Il y a des films sur lesquels nous sommes portés à avoir un a priori positif. Ainsi en est de The Sword Bearer (Меченосец, 2006), de Filipp Yankovski. D’abord du fait du réalisateur, dont nous avons déjà vu Le Conseiller d’État (Статский советник, 2005), un film historique adapté de Boris Akounine et de fort bon aloi. De plus, The Sword Bearer est lui-même adapté d’un roman éponyme de Evguéni Danilenko, oeuvre que nous n’avons pas pris le temps de chroniquer ici, un récit sombre, très sombre, à l’ambiance pesante mais de bonne facture. Et quand en plus nous voyons que les deux rôles principaux sont tenus par Artem Tkatchenko et surtout par la merveilleuse Tchoulpan Khamatova (que le public français a pu découvrir dans Luna Papa et surtout dans Goodbye Lenin), il n’est plus guère possible de faire l’impasse sur ce film.
Sacha est un monstre. De son bras droit, il peut faire sortir une lame incassable, de la longueur qu’il veut. Sa mère a divorcé d’un premier mari qui ne lui a jamais versé de pension, et s’est remariée avec un alcoolique. Et par deux fois, dans son enfance, Sacha a tué. D’abord un marginal qui voulait agresser une amie ; puis son beau-père qui voulait battre sa mère. Doté d’une force colossale, il est devenu incontrôlable. Pourtant, il parvient à garder le secret sur son pouvoir. D’abord viré de son collège, marginalisé, puis devenu adulte il est encore dépendant de sa mère, qu’il aime par-dessus tout. Mais un jour, alors qu’il revoit une amie d’enfance, il est sauvagement agressé par le fiancé de celle-ci, le fils d’une mafieuse. Pris de colère impulsive, il massacre le fiancé en question et son chauffeur, à coups de barre de fer, sous les yeux de son amie.
Commence alors une longue fuite en avant. Pourchassé autant par la police que par les mafieux qui veulent lui faire la peau, il égrène les morts sur son chemin jusqu’à rencontrer, au dernier étage d’un immeuble sur le toit duquel il a vainement tenté de se trancher le bras, Katya, une jeune femme qui par son seul amour parviendra un temps à le stabiliser.
Sous d’autres cieux et dans d’autres studios de cinéma, un personnage doté de pouvoirs comme ceux de Sacha aurait été affublé d’un costume ridicule et serait devenu un superhéros ou un super-vilain. De fait, en lisant le résumé du film tel qu’il est proposé un peu partout, on serait tenté de penser à un mélange de Hulk et de Wolverine : rien ne serait plus faux.
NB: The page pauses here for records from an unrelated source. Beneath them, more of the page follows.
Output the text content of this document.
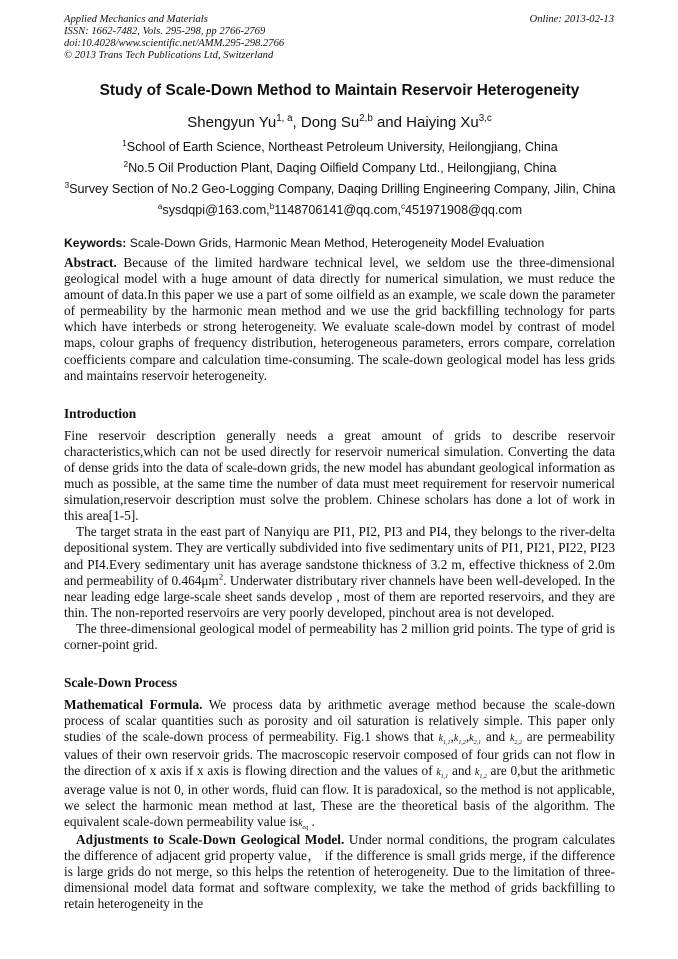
Applied Mechanics and Materials
ISSN: 1662-7482, Vols. 295-298, pp 2766-2769
doi:10.4028/www.scientific.net/AMM.295-298.2766
© 2013 Trans Tech Publications Ltd, Switzerland
Online: 2013-02-13
Study of Scale-Down Method to Maintain Reservoir Heterogeneity
Shengyun Yu$^{1, a}$, Dong Su$^{2,b}$ and Haiying Xu$^{3,c}$
$^1$School of Earth Science, Northeast Petroleum University, Heilongjiang, China
$^2$No.5 Oil Production Plant, Daqing Oilfield Company Ltd., Heilongjiang, China
$^3$Survey Section of No.2 Geo-Logging Company, Daqing Drilling Engineering Company, Jilin, China
$^a$sysdqpi@163.com,$^b$1148706141@qq.com,$^c$451971908@qq.com
Keywords: Scale-Down Grids, Harmonic Mean Method, Heterogeneity Model Evaluation
Abstract. Because of the limited hardware technical level, we seldom use the three-dimensional geological model with a huge amount of data directly for numerical simulation, we must reduce the amount of data.In this paper we use a part of some oilfield as an example, we scale down the parameter of permeability by the harmonic mean method and we use the grid backfilling technology for parts which have interbeds or strong heterogeneity. We evaluate scale-down model by contrast of model maps, colour graphs of frequency distribution, heterogeneous parameters, errors compare, correlation coefficients compare and calculation time-consuming. The scale-down geological model has less grids and maintains reservoir heterogeneity.
Introduction
Fine reservoir description generally needs a great amount of grids to describe reservoir characteristics,which can not be used directly for reservoir numerical simulation. Converting the data of dense grids into the data of scale-down grids, the new model has abundant geological information as much as possible, at the same time the number of data must meet requirement for reservoir numerical simulation,reservoir description must solve the problem. Chinese scholars has done a lot of work in this area[1-5].
The target strata in the east part of Nanyiqu are PI1, PI2, PI3 and PI4, they belongs to the river-delta depositional system. They are vertically subdivided into five sedimentary units of PI1, PI21, PI22, PI23 and PI4.Every sedimentary unit has average sandstone thickness of 3.2 m, effective thickness of 2.0m and permeability of $0.464\mu m^2$. Underwater distributary river channels have been well-developed. In the near leading edge large-scale sheet sands develop , most of them are reported reservoirs, and they are thin. The non-reported reservoirs are very poorly developed, pinchout area is not developed.
The three-dimensional geological model of permeability has 2 million grid points. The type of grid is corner-point grid.
Scale-Down Process
Mathematical Formula. We process data by arithmetic average method because the scale-down process of scalar quantities such as porosity and oil saturation is relatively simple. This paper only studies of the scale-down process of permeability. Fig.1 shows that $k_{1,1},k_{1,2},k_{2,1}$ and $k_{2,2}$ are permeability values of their own reservoir grids. The macroscopic reservoir composed of four grids can not flow in the direction of x axis if x axis is flowing direction and the values of $k_{1,1}$ and $k_{1,2}$ are 0,but the arithmetic average value is not 0, in other words, fluid can flow. It is paradoxical, so the method is not applicable, we select the harmonic mean method at last, These are the theoretical basis of the algorithm. The equivalent scale-down permeability value isk$_{eq}$ .
Adjustments to Scale-Down Geological Model. Under normal conditions, the program calculates the difference of adjacent grid property value， if the difference is small grids merge, if the difference is large grids do not merge, so this helps the retention of heterogeneity. Due to the limitation of three-dimensional model data format and software complexity, we take the method of grids backfilling to retain heterogeneity in the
Danilenko, et à sa suite Yankovski, ont fait de Sacha un homme, autrement dit une anomalie dont les autres enfants ont peur, puis un marginal, et enfin un tueur. Le pouvoir de Sacha est sa malédiction, et sa vie sur terre est un enfer. Les catalogues de cinéma russe ont d’ailleurs eu bien du mal à classer The Sword Bearer : fantastique ? action ? thriller ? mélodrame ? En fait tout cela en même temps, et c’est ce qui fait la force du film. Film fantastique, puisque le personnage principal est doté d’un pouvoir extraordinaire, qu’il tente de cacher aux yeux de tous. Action et thriller : sa fuite puis sa lutte contre la mafia et la police relève bien de ces genres, même si l’enquête reste en arrière-plan et si les scènes de combat sont remarquablement courtes – quelques secondes – même toujours terriblement efficaces, voire parfois choquantes de cruauté. Mélodrame, enfin et surtout, car il s’agit là d’une formidable histoire d’amour entre Sacha et Katya, une jeune femme qui accepte de le suivre quoi qu’il arrive, même si cela doit être au prix de sa santé mentale.
Si nous regrettons quelques raccourcis scénaristiques – mineurs cependant –, et un final pas tout à fait à la hauteur au niveau des effets spéciaux, nous ne pouvons cependant que constater que The Sword Bearer est un beau et riche film, qui peut sembler lent, mais dans lequel il se passe une foule de choses. Servi par de bons acteurs, une belle image, des idées de mise en scène troublantes, notamment pour suggérer la violence plus que la montrer, il se classe pour l’instant, à nos yeux, dans ce qui s’est fait de mieux en matière de fantastique russe ces dernières années.
The Sword Bearer n’est a priori pas sorti en France. On peut cependant trouver sur internet une version doublée en français dont nous ne connaissons pas l’origine. Force est de reconnaître que ce doublage, fait par des acteurs insipides, dessert le film. Pour les anglicistes, un DVD avec sous-titres anglais est cependant disponible.